Quibi, built for mobile-only viewing by an audience envisioned to be phone-toting millennials, now wants to get on more living-room TVs.

The company, founded by ex-movie mogul Jeffrey Katzenberg, has been in talks with both Roku and Amazon about building native apps for their connected-TV platforms, Variety has learned. In Amazon’s case, that would be its family of Fire TV devices.

Quibi’s negotiations with Amazon have “recently picked back up,” according to a source familiar with the discussions. Roku’s talks about bringing Quibi to the platform are said to be in very early stages; a source cautioned that Roku may walk away from a deal based on the revenue-sharing agreement proposed by Quibi. (A Quibi rep did not provide comment on its talks with Roku and Amazon by press time.)

One reason for the urgency: Quibi’s mobile app download and viewership numbers have fallen far short of its expectations, before it even starts charging for subscriptions.
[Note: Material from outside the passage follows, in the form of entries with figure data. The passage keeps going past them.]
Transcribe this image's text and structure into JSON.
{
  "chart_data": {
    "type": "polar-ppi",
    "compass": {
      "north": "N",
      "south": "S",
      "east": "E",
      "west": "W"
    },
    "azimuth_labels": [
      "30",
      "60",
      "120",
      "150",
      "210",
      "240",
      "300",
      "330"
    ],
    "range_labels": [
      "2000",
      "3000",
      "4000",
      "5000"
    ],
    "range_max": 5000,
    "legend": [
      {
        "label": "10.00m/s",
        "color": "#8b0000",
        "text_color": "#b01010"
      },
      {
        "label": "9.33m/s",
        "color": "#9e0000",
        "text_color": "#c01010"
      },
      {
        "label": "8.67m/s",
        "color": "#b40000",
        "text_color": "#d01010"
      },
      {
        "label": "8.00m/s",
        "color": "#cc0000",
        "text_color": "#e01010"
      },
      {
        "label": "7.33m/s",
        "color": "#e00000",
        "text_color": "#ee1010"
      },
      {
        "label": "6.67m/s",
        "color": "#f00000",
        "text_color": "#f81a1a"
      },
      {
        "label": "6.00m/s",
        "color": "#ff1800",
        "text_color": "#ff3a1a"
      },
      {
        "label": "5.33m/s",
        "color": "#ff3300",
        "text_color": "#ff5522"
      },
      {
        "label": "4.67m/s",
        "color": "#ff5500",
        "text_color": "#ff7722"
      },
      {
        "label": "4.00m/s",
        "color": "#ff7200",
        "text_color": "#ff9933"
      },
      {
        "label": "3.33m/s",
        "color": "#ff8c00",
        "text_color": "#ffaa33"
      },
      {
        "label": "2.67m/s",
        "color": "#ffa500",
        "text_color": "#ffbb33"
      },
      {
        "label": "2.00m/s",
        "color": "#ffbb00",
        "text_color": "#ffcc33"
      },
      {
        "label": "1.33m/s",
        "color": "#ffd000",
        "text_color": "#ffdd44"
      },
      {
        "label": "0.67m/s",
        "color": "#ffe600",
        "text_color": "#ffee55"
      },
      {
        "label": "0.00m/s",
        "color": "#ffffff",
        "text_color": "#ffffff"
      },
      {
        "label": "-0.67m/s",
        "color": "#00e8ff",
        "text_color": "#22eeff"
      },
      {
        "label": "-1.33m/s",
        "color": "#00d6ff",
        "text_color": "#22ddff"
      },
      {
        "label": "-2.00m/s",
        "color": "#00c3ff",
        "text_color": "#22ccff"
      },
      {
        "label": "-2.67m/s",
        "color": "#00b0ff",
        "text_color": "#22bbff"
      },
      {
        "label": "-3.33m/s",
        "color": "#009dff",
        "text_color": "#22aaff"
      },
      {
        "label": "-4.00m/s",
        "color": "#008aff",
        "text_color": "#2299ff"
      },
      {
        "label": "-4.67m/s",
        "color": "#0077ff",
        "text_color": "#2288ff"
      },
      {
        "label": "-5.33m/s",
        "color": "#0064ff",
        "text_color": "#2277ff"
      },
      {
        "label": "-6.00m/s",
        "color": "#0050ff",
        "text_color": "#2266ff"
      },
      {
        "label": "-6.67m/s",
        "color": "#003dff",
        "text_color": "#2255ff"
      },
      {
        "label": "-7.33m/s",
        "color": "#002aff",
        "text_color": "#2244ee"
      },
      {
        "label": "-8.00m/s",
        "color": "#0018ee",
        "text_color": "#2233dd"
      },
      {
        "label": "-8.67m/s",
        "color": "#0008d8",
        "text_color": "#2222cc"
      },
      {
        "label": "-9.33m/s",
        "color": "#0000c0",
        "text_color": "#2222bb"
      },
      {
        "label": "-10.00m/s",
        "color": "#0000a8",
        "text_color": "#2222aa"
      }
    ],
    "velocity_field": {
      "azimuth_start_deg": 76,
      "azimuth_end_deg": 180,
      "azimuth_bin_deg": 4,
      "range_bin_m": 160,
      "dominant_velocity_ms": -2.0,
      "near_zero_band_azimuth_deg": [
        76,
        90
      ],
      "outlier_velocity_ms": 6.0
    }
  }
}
Indeed, at its current pace, Quibi will have less than 2 million paying subscribers by April 2021, less than 30% of its 7.4 million year-one target, the Wall Street Journal reported. (Quibi disputes the Journal’s numbers but declined to offer different subscriber projections.)

Quibi’s launch was partly bedeviled by a problem not of its own making: It debuted April 6, just a few weeks after the coronavirus pandemic locked down large portions of the U.S. — deflating its watch-on-the-go proposition. Initial users were frustrated they couldn’t watch Quibi on TV.

Being able to “cast” Quibi to TVs had long been on the startup’s road map, but the company accelerated that timeline after the coronavirus hit. It added support for Apple’s AirPlay the week of May 25, letting users send streams to Apple TV set-tops and other compatible devices. On June 9, Quibi updated its Android and iOS apps to support Google’s Chromecast and Chromecast-integrated TVs.

Now Quibi chief product officer Tom Conrad and his team are working to get the struggling streamer onto the two biggest internet TV platforms, and possibly others. It’s a tacit acknowledgement that the strategic decision to quarantine Quibi on smartphones, a bid to stand out from the Netflixes and Hulus of the world — “Mobile video is the white space,” Katzenberg said last year — has not panned out as hoped.

“They need eyeballs, and they need to monetize eyeballs,” an industry source said about Quibi’s ramped-up ambitions for connected-TV distribution. As Roku and Amazon have grown in scale (each has an installed base of more than 40 million over-the-top U.S. households), their clout has increased. Note that WarnerMedia has not yet clinched deals for HBO Max on Roku and Amazon as the parties haggle over terms.

Even independent of the COVID-19 situation, observers say the mobile-only model brought to market by Katzenberg and CEO Meg Whitman probably wasn’t the right way to go.

“The idea they came up with was sound: It’s based on the common knowledge that younger people watch shorter content on mobile devices. But they may have applied it too literally,” said Gary Schanman, a former Charter video exec who heads Denver-based media and tech consulting firm GB Monday.

To gain subscriber traction, Schanman said, “The content they are offering has to be everywhere, and right now it isn’t. They should get it on the big-screen TV to maximize the value to subscribers and be ubiquitous.” He also suggested that Quibi should continue to offer a “freemium” content tier to better expose people to its programming and help them see the value: “You want Chrissy Teigen’s show to be viewed so consumers can see why this content fills a need worth paying for.”

The bottom line is that content with high production values — Quibi has boasted that it’s spending up to $100,000 per minute on its original content — “needs to be on TV,” said Tal Chalozin, co-founder and CTO of ad-tech company Innovid. Regarding Quibi’s assertion that quarantines have depressed the app’s takeoff because people are watching less mobile video, Chalozin noted, “TikTok and Snapchat are proving that wrong.”

At this point, one thing Katzenberg — who has raised $1.75 billion for the venture — almost certainly will not do is throw in the towel on Quibi.

“Quibi launched only two months ago. It’s far too early to start packing up, discarding its core strategy and calling it a day,” said Peter Csathy, founder and chairman of Creatv Media, a consulting and creative services firm.

It’s imperative for Quibi to get to more TV platforms, Csathy agreed: “Being captive to our mobile devices has not helped them, especially during this pandemic where consumers have been obsessed with streaming in their living rooms.”

But beyond that, Quibi will need to reexamine its programming strategy as it relates to the 18-34 audience it’s trying to reach, Csathy said. “Is that audience ‘moved’ by big traditional Hollywood names like [Steven] Spielberg? Or is that kind of branding not important — or even relevant — to the target audience?” he said. “Based on initial results, changes definitely must be made.”